Are you sure they are 137GB? We have 144GB drives in our system and OnTap reports them as 133GB. The discrepancy is that drive manufacturers report capacity in base 10 rather than binary. Therefore, drive manufacturers report 144,000,000,000 as 144GB when in reality it is 144,000,000,000/1024^3 == 134GB. In the "real" world giga = 1 billion in the computing world gig = 1024^3 or 1,073,741,824 bytes. If you use 134 instead of 137 for your calculations you will come out pretty close to what the filer is showing you for results. Also, I don't think it is x .9 THEN x .95. If you use 1=34GB drives and x .85 (10% + 5%) you will only be off by 8GB.
-----Original Message----- From: owner-toasters@mathworks.com [mailto:Jochen.Willeke@wincor-nixdorf.com] Sent: Friday, February 24, 2006 7:04 AM To: toasters@mathworks.com Subject: Aggregate size question
Hi everyboby,
i have a little question about aggregate sizing. I have a aggregate called aggr1 consisting of 24 disks รข 137 GB hosted on a FAS920c running Ontap 7.0.1R1.
As i have 2 raidgroups 4 disks are parity.

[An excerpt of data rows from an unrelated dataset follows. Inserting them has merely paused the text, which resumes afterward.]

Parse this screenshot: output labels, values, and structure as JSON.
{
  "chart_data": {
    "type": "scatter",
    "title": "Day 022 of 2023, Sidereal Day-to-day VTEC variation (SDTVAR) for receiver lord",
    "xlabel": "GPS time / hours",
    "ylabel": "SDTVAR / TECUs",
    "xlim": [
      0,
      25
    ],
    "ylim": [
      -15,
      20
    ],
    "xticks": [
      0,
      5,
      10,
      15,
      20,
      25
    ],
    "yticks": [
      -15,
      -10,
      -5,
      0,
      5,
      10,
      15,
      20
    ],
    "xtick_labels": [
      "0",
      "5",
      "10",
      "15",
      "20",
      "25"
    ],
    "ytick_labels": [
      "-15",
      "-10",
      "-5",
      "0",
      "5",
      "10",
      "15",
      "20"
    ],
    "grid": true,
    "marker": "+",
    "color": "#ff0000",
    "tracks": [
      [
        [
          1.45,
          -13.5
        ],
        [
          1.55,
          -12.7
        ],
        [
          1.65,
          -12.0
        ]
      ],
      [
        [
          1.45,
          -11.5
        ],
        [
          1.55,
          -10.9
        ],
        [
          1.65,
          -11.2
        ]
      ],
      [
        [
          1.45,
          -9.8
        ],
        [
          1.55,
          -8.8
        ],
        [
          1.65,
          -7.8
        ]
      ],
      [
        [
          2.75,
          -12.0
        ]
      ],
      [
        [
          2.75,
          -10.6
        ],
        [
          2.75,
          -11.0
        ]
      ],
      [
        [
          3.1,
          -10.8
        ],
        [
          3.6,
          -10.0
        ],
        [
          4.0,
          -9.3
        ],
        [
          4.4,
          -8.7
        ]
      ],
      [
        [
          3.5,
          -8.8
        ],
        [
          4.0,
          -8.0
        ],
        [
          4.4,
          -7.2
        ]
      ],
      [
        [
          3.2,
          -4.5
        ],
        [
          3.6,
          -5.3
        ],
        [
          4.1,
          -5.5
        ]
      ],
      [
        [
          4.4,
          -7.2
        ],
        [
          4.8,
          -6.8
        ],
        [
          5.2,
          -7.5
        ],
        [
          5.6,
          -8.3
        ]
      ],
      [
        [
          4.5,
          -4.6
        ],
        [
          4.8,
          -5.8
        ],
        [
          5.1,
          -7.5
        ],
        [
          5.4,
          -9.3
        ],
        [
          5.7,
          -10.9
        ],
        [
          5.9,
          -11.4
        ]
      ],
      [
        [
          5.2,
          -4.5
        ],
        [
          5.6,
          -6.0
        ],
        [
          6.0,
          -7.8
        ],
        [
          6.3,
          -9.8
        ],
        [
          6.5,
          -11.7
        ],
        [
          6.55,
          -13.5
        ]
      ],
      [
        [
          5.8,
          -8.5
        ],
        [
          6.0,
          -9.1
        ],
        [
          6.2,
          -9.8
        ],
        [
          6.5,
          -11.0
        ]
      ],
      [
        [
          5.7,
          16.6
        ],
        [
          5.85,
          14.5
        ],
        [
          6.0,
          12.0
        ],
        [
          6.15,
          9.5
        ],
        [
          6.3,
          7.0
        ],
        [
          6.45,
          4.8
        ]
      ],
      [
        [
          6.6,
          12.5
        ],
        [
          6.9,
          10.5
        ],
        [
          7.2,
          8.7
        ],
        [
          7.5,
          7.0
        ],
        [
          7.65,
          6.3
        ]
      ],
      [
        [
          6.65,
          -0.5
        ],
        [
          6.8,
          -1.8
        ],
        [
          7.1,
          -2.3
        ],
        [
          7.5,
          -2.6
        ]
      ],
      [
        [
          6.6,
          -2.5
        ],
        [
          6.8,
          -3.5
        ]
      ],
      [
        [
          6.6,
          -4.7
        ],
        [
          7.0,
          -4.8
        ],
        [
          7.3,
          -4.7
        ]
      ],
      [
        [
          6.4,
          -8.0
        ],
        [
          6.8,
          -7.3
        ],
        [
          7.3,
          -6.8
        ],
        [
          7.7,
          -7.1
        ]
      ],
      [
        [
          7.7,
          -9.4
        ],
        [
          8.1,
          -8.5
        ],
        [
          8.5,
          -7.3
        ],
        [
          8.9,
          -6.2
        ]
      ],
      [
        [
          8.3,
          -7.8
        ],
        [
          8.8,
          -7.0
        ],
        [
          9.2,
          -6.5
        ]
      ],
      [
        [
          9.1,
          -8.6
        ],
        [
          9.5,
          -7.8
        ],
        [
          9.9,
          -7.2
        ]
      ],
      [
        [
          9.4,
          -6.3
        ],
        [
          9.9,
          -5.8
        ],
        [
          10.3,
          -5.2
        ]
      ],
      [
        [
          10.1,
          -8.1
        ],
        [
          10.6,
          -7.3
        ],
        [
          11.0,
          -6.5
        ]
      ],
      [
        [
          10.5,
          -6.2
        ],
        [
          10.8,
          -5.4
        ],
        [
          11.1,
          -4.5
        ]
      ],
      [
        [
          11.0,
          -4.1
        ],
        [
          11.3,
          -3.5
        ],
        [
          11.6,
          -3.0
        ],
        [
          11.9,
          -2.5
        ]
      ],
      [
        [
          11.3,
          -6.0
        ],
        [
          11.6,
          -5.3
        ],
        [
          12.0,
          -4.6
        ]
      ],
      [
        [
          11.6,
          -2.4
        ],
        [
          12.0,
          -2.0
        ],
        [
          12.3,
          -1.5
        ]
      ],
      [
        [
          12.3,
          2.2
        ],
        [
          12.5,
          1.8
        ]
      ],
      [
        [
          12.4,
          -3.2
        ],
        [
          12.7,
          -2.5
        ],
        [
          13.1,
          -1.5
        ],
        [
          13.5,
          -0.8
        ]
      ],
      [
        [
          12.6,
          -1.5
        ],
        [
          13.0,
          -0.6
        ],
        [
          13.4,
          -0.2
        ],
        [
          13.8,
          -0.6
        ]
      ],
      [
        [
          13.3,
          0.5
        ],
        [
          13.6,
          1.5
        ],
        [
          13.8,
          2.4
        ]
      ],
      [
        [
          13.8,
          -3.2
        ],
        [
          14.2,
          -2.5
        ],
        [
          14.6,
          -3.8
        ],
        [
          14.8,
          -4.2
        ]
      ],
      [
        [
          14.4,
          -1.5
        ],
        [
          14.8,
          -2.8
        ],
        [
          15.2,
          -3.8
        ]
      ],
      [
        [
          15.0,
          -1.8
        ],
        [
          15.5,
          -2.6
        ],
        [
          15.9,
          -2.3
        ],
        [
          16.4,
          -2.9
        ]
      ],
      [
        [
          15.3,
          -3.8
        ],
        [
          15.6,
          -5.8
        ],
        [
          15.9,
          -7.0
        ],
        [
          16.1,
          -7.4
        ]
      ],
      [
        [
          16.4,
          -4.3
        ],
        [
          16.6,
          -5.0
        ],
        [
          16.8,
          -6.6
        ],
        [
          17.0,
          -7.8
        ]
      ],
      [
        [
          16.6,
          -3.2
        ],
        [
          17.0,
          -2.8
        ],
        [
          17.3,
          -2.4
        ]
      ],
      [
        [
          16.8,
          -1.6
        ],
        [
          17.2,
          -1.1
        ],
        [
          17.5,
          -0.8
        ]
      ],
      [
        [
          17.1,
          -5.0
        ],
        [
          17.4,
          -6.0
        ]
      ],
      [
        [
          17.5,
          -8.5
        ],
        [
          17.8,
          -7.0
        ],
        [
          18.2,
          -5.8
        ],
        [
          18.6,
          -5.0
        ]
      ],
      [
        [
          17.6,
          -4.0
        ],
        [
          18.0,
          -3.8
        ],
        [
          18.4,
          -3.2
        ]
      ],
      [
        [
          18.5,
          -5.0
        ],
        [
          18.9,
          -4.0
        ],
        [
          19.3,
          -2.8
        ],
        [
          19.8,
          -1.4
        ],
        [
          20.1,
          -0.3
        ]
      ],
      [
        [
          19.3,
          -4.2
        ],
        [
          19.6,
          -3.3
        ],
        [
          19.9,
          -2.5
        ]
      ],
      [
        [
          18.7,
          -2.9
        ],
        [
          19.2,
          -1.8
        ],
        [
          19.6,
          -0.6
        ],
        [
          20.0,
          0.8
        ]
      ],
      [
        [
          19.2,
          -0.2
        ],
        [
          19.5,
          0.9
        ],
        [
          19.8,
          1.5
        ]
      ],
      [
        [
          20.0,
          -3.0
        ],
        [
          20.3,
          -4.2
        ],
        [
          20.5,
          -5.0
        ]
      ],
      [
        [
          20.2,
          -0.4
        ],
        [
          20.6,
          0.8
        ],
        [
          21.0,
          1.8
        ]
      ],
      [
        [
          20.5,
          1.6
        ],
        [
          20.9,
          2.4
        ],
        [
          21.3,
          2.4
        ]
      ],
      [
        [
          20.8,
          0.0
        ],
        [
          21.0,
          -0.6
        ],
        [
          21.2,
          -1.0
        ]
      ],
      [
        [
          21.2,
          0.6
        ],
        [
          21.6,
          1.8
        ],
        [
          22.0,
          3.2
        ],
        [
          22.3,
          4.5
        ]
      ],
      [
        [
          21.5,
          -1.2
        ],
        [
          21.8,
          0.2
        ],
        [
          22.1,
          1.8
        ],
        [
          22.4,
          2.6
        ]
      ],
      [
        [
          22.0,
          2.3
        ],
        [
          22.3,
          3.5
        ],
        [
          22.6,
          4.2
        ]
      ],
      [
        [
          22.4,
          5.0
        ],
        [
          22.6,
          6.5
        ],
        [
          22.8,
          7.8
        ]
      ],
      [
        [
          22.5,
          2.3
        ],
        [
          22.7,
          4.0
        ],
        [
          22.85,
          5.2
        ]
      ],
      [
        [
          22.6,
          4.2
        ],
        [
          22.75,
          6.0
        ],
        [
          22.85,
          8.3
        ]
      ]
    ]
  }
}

I took the 20 left disks and calculated the following:
20 (disks) x 137 GB (size) x 0,90 (10% WAFL) x 0,95 (5% Aggr Snapshot) = 2342,7 GB
When i perform a 'df -Ahr' i only see this:
df -Ahr Aggregate total used avail reserved aggr1 2270GB 1924GB 346GB 0GB aggr1/.snapshot 119GB 34GB 84GB 0GB
So i have a difference of about 70 GB between my result and the total which Ontap shows me. Ok, 70 GB won't make the world turn faster :-) but i would like to understand why i am missing 70 GB.
Thanks in advance
Jochen
On 24 Feb 2006, at 04:15, Holland, William L wrote:
In the "real" world giga = 1 billion in the computing world gig = 1024^3 or 1,073,741,824 bytes.
I think that using binary powers (eg: 1024^3 = 2^30) only makes sense when you're talking about capacity which is addressed through a binary address bus (such as RAM). Devices such as disks are addressed through their geometry, or a logical abstraction of their geometry, and I can understand the preference for using "standard" units rather than binary units.